Maybe GridViewColumn.CellTemplateSelector would help you? Or you could create a user control, bind it to something big enough (that's the same for each column). Then let this control figure out what exactly it should display based on what it has in DataContext...

Anvaka
A: 

It is easy to build what you need using two DataTemplates working in concert: The outer DataTemplate simply sets the DataContext for the inner DataTemplate, as follows:

<DataTemplate x:Key="DisplayTemplate">
  <Border ...>
    <TextBlock Text="{Binding}" ... />
  </Border>
</DataTemplate>

<DataTemplate x:Key="CellTemplate">
  <ContentPresenter Content="{Binding FirstName}"
                    ContentTemplate="{StaticResource DisplayTemplate}" />
</DataTemplate>

The only tricky thing is making it convenient to set this on a GridViewColumn.
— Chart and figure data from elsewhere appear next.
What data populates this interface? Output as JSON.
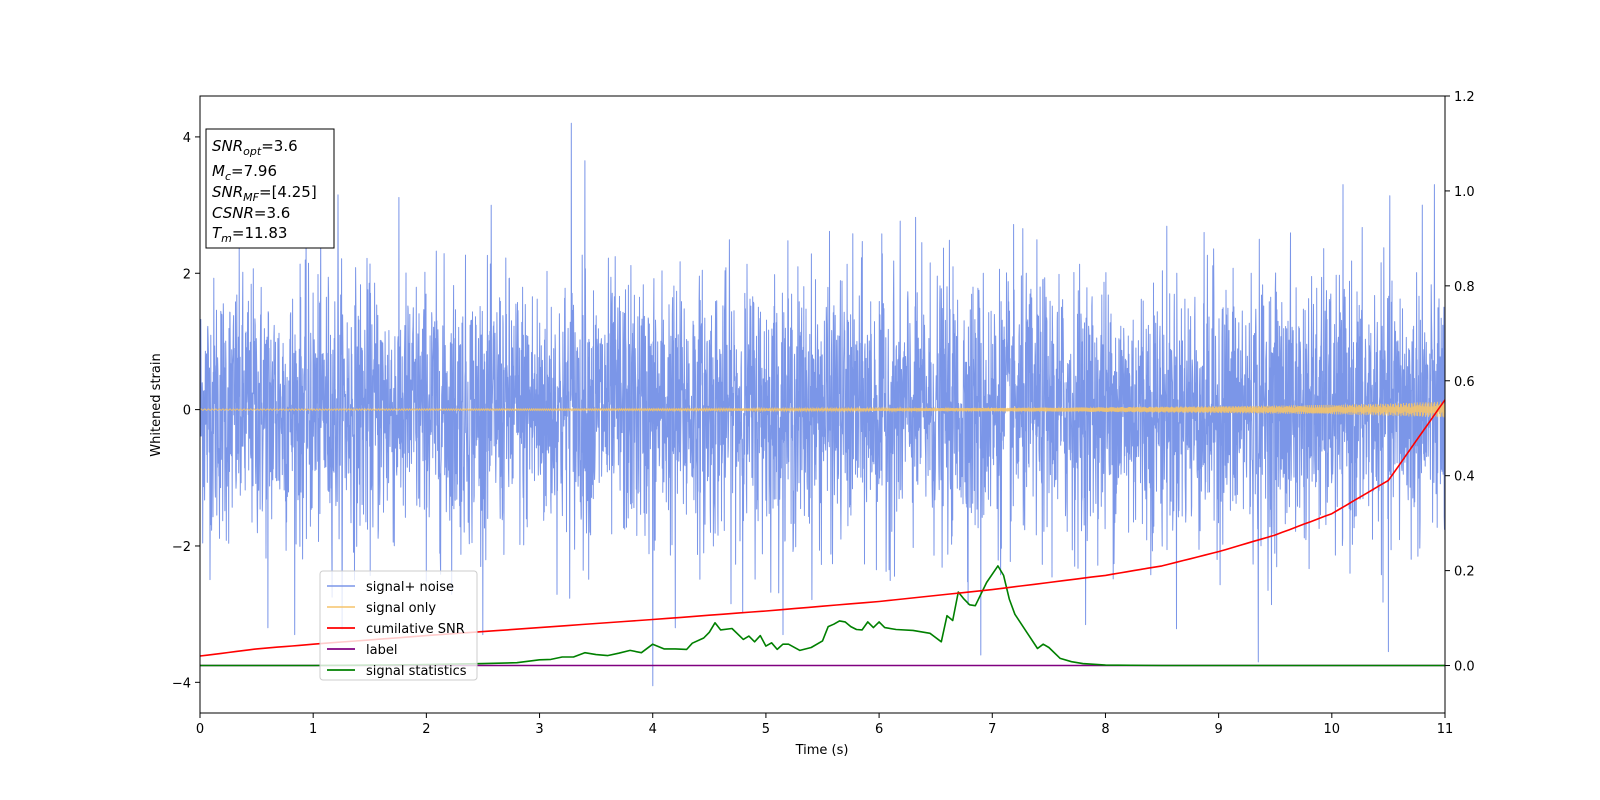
{
  "chart_data": {
    "type": "line",
    "xlabel": "Time (s)",
    "ylabel_left": "Whitened strain",
    "ylabel_right": "",
    "xlim": [
      0,
      11
    ],
    "ylim_left": [
      -4.45,
      4.6
    ],
    "ylim_right": [
      -0.1,
      1.2
    ],
    "x_ticks": [
      "0",
      "1",
      "2",
      "3",
      "4",
      "5",
      "6",
      "7",
      "8",
      "9",
      "10",
      "11"
    ],
    "y_ticks_left": [
      "−4",
      "−2",
      "0",
      "2",
      "4"
    ],
    "y_ticks_right": [
      "0.0",
      "0.2",
      "0.4",
      "0.6",
      "0.8",
      "1.0",
      "1.2"
    ],
    "grid": false,
    "legend_position": "lower-left",
    "annotation_lines": [
      {
        "var": "SNR",
        "sub": "opt",
        "value": "=3.6"
      },
      {
        "var": "M",
        "sub": "c",
        "value": "=7.96"
      },
      {
        "var": "SNR",
        "sub": "MF",
        "value": "=[4.25]"
      },
      {
        "var": "CSNR",
        "sub": "",
        "value": "=3.6"
      },
      {
        "var": "T",
        "sub": "m",
        "value": "=11.83"
      }
    ],
    "series": [
      {
        "name": "signal+ noise",
        "axis": "left",
        "color": "#7b96e8",
        "style": "whitened noise, roughly N(0,1)",
        "envelope_typical": [
          -1.8,
          2.0
        ],
        "peaks": [
          {
            "x": 3.28,
            "y": 4.2
          },
          {
            "x": 3.4,
            "y": 3.65
          },
          {
            "x": 1.22,
            "y": 3.15
          },
          {
            "x": 10.8,
            "y": 3.0
          },
          {
            "x": 4.0,
            "y": -4.05
          },
          {
            "x": 9.35,
            "y": -3.7
          },
          {
            "x": 10.5,
            "y": -3.55
          },
          {
            "x": 6.9,
            "y": -3.6
          },
          {
            "x": 0.6,
            "y": -3.2
          },
          {
            "x": 4.2,
            "y": -3.2
          }
        ]
      },
      {
        "name": "signal only",
        "axis": "left",
        "color": "#f5c46a",
        "x": [
          0,
          2,
          4,
          6,
          7,
          8,
          9,
          10,
          10.5,
          11
        ],
        "amplitude": [
          0.01,
          0.012,
          0.015,
          0.02,
          0.025,
          0.035,
          0.05,
          0.07,
          0.09,
          0.12
        ]
      },
      {
        "name": "cumilative SNR",
        "axis": "right",
        "color": "#ff0000",
        "x": [
          0,
          0.5,
          1,
          2,
          3,
          4,
          5,
          6,
          7,
          8,
          8.5,
          9,
          9.5,
          10,
          10.5,
          11
        ],
        "y": [
          0.02,
          0.035,
          0.045,
          0.063,
          0.08,
          0.097,
          0.115,
          0.135,
          0.16,
          0.19,
          0.21,
          0.24,
          0.275,
          0.32,
          0.39,
          0.56
        ]
      },
      {
        "name": "label",
        "axis": "right",
        "color": "#800080",
        "x": [
          0,
          11
        ],
        "y": [
          0.0,
          0.0
        ]
      },
      {
        "name": "signal statistics",
        "axis": "right",
        "color": "#008000",
        "x": [
          0,
          0.5,
          1,
          1.5,
          2,
          2.5,
          2.8,
          3,
          3.1,
          3.2,
          3.3,
          3.4,
          3.5,
          3.6,
          3.7,
          3.8,
          3.9,
          4.0,
          4.1,
          4.2,
          4.3,
          4.35,
          4.45,
          4.5,
          4.55,
          4.6,
          4.7,
          4.8,
          4.85,
          4.9,
          4.95,
          5.0,
          5.05,
          5.1,
          5.15,
          5.2,
          5.3,
          5.4,
          5.5,
          5.55,
          5.6,
          5.65,
          5.7,
          5.75,
          5.8,
          5.85,
          5.9,
          5.95,
          6.0,
          6.05,
          6.15,
          6.3,
          6.45,
          6.55,
          6.6,
          6.65,
          6.7,
          6.75,
          6.8,
          6.85,
          6.95,
          7.05,
          7.1,
          7.15,
          7.2,
          7.3,
          7.4,
          7.45,
          7.5,
          7.6,
          7.7,
          7.8,
          8.0,
          8.5,
          9,
          10,
          11
        ],
        "y": [
          0.0,
          0.0,
          0.0,
          0.001,
          0.002,
          0.004,
          0.006,
          0.012,
          0.013,
          0.018,
          0.018,
          0.027,
          0.023,
          0.021,
          0.026,
          0.032,
          0.027,
          0.045,
          0.035,
          0.035,
          0.034,
          0.047,
          0.058,
          0.07,
          0.09,
          0.075,
          0.078,
          0.055,
          0.062,
          0.05,
          0.063,
          0.041,
          0.048,
          0.034,
          0.045,
          0.045,
          0.032,
          0.038,
          0.052,
          0.082,
          0.087,
          0.094,
          0.092,
          0.082,
          0.076,
          0.075,
          0.092,
          0.08,
          0.092,
          0.08,
          0.076,
          0.074,
          0.068,
          0.05,
          0.105,
          0.095,
          0.155,
          0.14,
          0.128,
          0.126,
          0.175,
          0.21,
          0.19,
          0.14,
          0.108,
          0.072,
          0.036,
          0.045,
          0.038,
          0.015,
          0.008,
          0.004,
          0.001,
          0.0,
          0.0,
          0.0,
          0.0
        ]
      }
    ]
  }
}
I would accomplish this with attached properties, allowing you to write:

<GridViewColumn
  my:GVCHelper.DisplayPath="FirstName"
  my:GVCHelper.Template="{StaticResource DisplayTemplate}" />

Or equivalently in code:

var col = new GridViewColumn();
GVCHelper.SetDisplayPath(col, "FirstName");
GVCHelper.SetTemplate(col, (DataTemplate)FindResource("DisplayTemplate"));

Either of these would cause the DataTemplate named "DisplayTemplate" to be used to display the FirstName in the column.

The helper class would be implemented as:

public class GVCHelper : DependencyObject
{
  public static string GetDisplayPath(DependencyObject obj) { return (string)obj.GetValue(DisplayPathProperty); }
  public static void SetDisplayPath(DependencyObject obj, string value) { obj.SetValue(DisplayPathProperty, value); }
  public static readonly DependencyProperty DisplayPathProperty = DependencyProperty.RegisterAttached("DisplayPath", typeof(string), typeof(GVCHelper), new PropertyMetadata
  {
    PropertyChangedCallback = (obj, e) => Update(obj)
  });

  public static DataTemplate GetTemplate(DependencyObject obj) { return (DataTemplate)obj.GetValue(TemplateProperty); }
  public static void SetTemplate(DependencyObject obj, DataTemplate value) { obj.SetValue(TemplateProperty, value); }
  public static readonly DependencyProperty TemplateProperty = DependencyProperty.RegisterAttached("Template", typeof(DataTemplate), typeof(GVCHelper), new PropertyMetadata
  {
    PropertyChangedCallback = (obj, e) => Update(obj)
  });

  private static void Update(DependencyObject obj)
  {
    var path = GetDisplayPath(obj);
    var template = GetTemplate(obj);
    if(path!=null && template!=null)
    {
      var factory = new FrameworkElementFactory(typeof(ContentPresenter));
      factory.SetBinding(ContentPresenter.ContentProperty, new Binding(path));
      factory.SetValue(ContentPresenter.ContentTemplateProperty, template);
      obj.SetValue(GridViewColumn.CellTemplateProperty,
        new DataTemplate { VisualTree = factory };
    }
  }
}

How it works: Whenever the properties are both set, a new DataTemplate is constructed and the GridViewColumn.CellTemplate property is updated.